By only allowing a couple of active programs, classic Mac OS streamlines your workflow to closer resemble the way people think (until endless notifications and frequent app switching cause our brains to rewire). In this sense, OS 9 is a kind of middle ground between modern distraction-heavy computing and going analog with pen and paper or typewriter.
These justifications represent just a few large Mac OS 9 user archetypes. What follows is the testimony of several classic Mac holdouts on how and why they—along with hundreds, perhaps thousands of people around the world—continue to burn the candle for the classic Macintosh operating system. And given some of the community-led developments this devotion has inspired, OS 9 might just tempt a few more would-be users back from the future.
Programmatic hangers-on
Still Alive Osu Map
Remembering how the comments on Cunningham's article were littered with stories of people who still make (or made, until only a short time beforehand) regular use of OS 9 for getting things done, I first posed the question on the Ars forums. Who regularly uses Mac OS 9 or earlier for work purposes? Reader Kefkafloyd said it's been rare among his customers over the past several years, but a few of them keep an OS 9 machine around because they need it for various bits of aging prepress software. Old versions of the better-known programs of this sort—Quark, PageMaker, FrameMaker—usually run in OS X's Classic mode (which itself was removed after 10.4 Tiger), though, so that slims down the pack of OS 9 holdouts in the publishing business even further.

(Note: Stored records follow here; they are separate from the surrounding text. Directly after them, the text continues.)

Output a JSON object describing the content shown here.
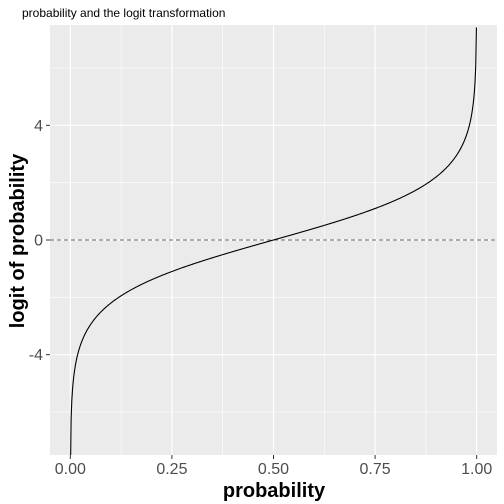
{
  "chart_data": {
    "type": "line",
    "title": "probability and the logit transformation",
    "xlabel": "probability",
    "ylabel": "logit of probability",
    "xlim": [
      -0.05,
      1.05
    ],
    "ylim": [
      -7.5,
      7.5
    ],
    "x_ticks": [
      0.0,
      0.25,
      0.5,
      0.75,
      1.0
    ],
    "x_tick_labels": [
      "0.00",
      "0.25",
      "0.50",
      "0.75",
      "1.00"
    ],
    "y_ticks": [
      -4,
      0,
      4
    ],
    "y_tick_labels": [
      "-4",
      "0",
      "4"
    ],
    "grid": true,
    "panel_background": "#ebebeb",
    "grid_color": "#ffffff",
    "line_color": "#000000",
    "reference_line": {
      "y": 0,
      "style": "dashed",
      "color": "#666666"
    },
    "series": [
      {
        "function": "logit",
        "x": [
          0.0005,
          0.001,
          0.002,
          0.005,
          0.01,
          0.02,
          0.05,
          0.1,
          0.15,
          0.2,
          0.25,
          0.3,
          0.35,
          0.4,
          0.45,
          0.5,
          0.55,
          0.6,
          0.65,
          0.7,
          0.75,
          0.8,
          0.85,
          0.9,
          0.95,
          0.98,
          0.99,
          0.995,
          0.998,
          0.999
        ],
        "y": [
          -7.6,
          -6.91,
          -6.21,
          -5.29,
          -4.6,
          -3.89,
          -2.94,
          -2.2,
          -1.73,
          -1.39,
          -1.1,
          -0.85,
          -0.62,
          -0.41,
          -0.2,
          0.0,
          0.2,
          0.41,
          0.62,
          0.85,
          1.1,
          1.39,
          1.73,
          2.2,
          2.94,
          3.89,
          4.6,
          5.29,
          6.21,
          6.91
        ]
      }
    ]
  }
}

Wudbaer's story of his workplace's dedication to an even older Mac OS version suggests there could be more classic Mac holdouts around the world than even the OS 9ers. These users are incentivized to stick with a preferred OS as long as possible so they can use an obscure but expensive program that's useful enough (to them) to justify the effort. In Wudbaer's case, it's the very specific needs of custom DNA synthesis standing in the way of an upgrade.
Advertisement'The geniuses who wrote the software we have to use to interface the machines with our lab management software used a network library that only supports 16-bit machines,' he wrote. This means Wudbaer and colleagues need to control certain DNA synthesizers in the lab with a 68k Mac via the 30-year-old LocalTalk technology. The last 68k Macintosh models, the Performa 580CD and the PowerBook 190, were introduced in mid-1995. (They ran System 7.5.)
This DNA synthesis lab has two LC III Macs and one Quadra 950 running continuously—24 hours a day, seven days a week—plus lots of spare parts and a few standby machines that are ready to go as and when needed. The synthesizers cost around 30,000-40,000 Euros each back in 2002 (equivalent to roughly $35-50k in 2015 terms), so they want to get their money's worth. The lab also has newer DNA synthesizers that interface with newer computers and can chemically generate many more oligonucleotides (short synthetic DNA molecules) at once. This higher throughput comes with a tradeoff, however. Whereas the old synthesizers can synthesize oligonucleotides independently of each other (thereby allowing easy modifications and additional couplings), the new ones do them all in one bulk parallel process, meaning the extra stuff has to wait until afterward. More work means more time, and as Wudbaer says, 'time is money.'
On the Facebook group Mac OS 9 - it's still alive!, people trade more of these OS 9 endurance stories. Some prefer it for writing environment. Others keep it around for bits and pieces of work that require expensive software such as Adobe's creative suite or a CAD package or Pro Tools or specifically to open old files created with this software. Most use it for old Mac games, of which there are far more than the Mac's game-shy reputation would suggest—but that's a story for another day. A scant, brave few not only struggle through OS 9 for these sorts of offline tasks, but they also rely on it as a Web browsing platform.